A root canal is a treatment to repair and save a badly damaged or infected tooth instead of removing it. The procedure involves removing the damaged area of the tooth (the pulp) and cleaning and disinfecting it, then filling and sealing it. The common causes affecting the pulp are a cracked tooth, a deep cavity, repeated dental treatment to the tooth or trauma to it. The term “root canal” comes from cleaning of the canals inside the tooth’s root.
Decades ago, root canal treatments were painful.

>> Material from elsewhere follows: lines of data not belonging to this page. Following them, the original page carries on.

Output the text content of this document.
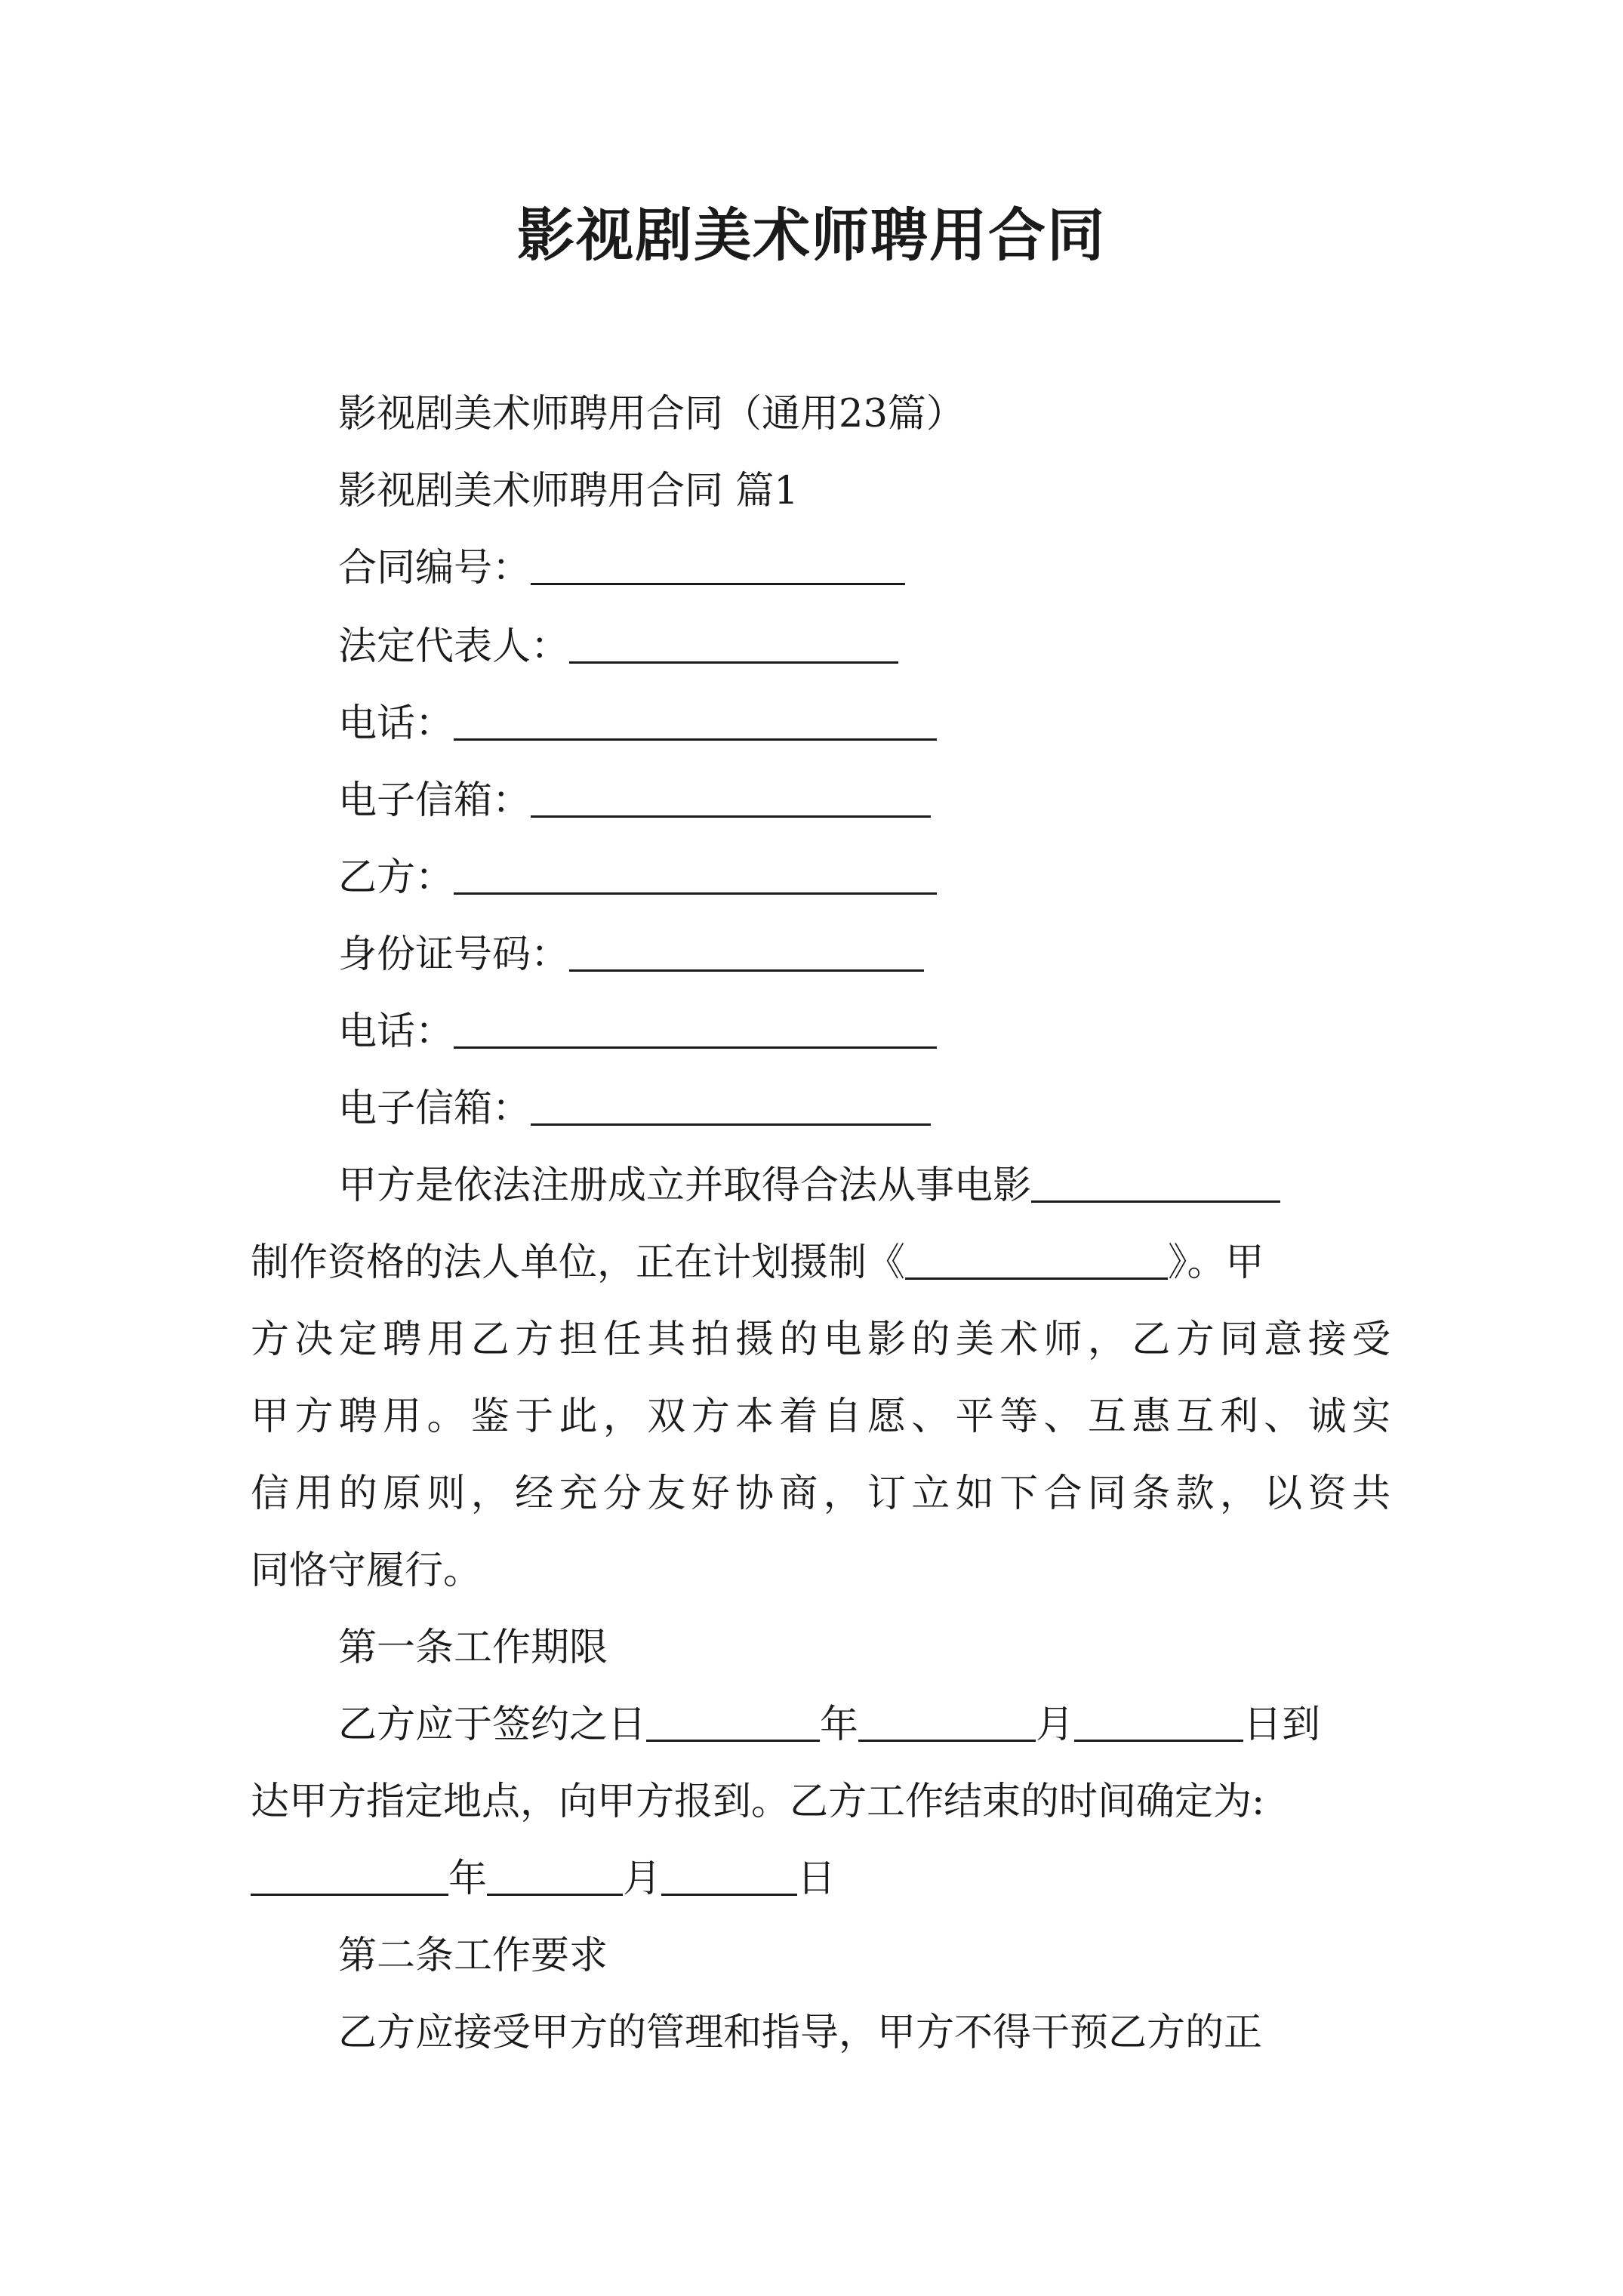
影视剧美术师聘用合同
影视剧美术师聘用合同（通用23篇）
影视剧美术师聘用合同 篇1
合同编号：
法定代表人：
电话：
电子信箱：
乙方：
身份证号码：
电话：
电子信箱：
甲方是依法注册成立并取得合法从事电影
制作资格的法人单位，正在计划摄制《	》。甲
方决定聘用乙方担任其拍摄的电影的美术师，乙方同意接受
甲方聘用。鉴于此，双方本着自愿、平等、互惠互利、诚实
信用的原则，经充分友好协商，订立如下合同条款，以资共
同恪守履行。
第一条工作期限
乙方应于签约之日	年	月	日到
达甲方指定地点，向甲方报到。乙方工作结束的时间确定为:
年	月	日
第二条工作要求
乙方应接受甲方的管理和指导，甲方不得干预乙方的正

With dental advances and local anesthetics, most people have little if any pain with a root canal today.
What Happens during the Procedure?
During a root canal, the tooth is anesthetized in the same manner as when a cavity is filled. The anesthetization means that the root canal procedure should be painless. The decay, the inflamed and infected pulp and any other nerve tissue located in the tooth’s roots are removed, and the tooth is prepared to be filled. The filling acts as a sealant to completely block the entire root structure and prevent oral fluids from reaching the tooth and reinfecting the tooth’s internal structure.
Although the roots and nerve chamber are sealed by the procedure, the tooth remains severely weakened and requires a core buildup and crown to protect its remaining walls. The filling core and crown act as a protective cover. They protect the tooth from further damage and help restore proper chewing function. Occasionally, if the decay or infection is minor, a crown is not required. In this instance, a core buildup is all that is necessary as a final restoration. Depending on the extent of the damage, the root canal may take one or more visits.
Once the entire root canal and final restoration have been finished, Dr. Straka will typically schedule a follow-up visit after 6 months to check for complete healing around the bone surrounding the tooth.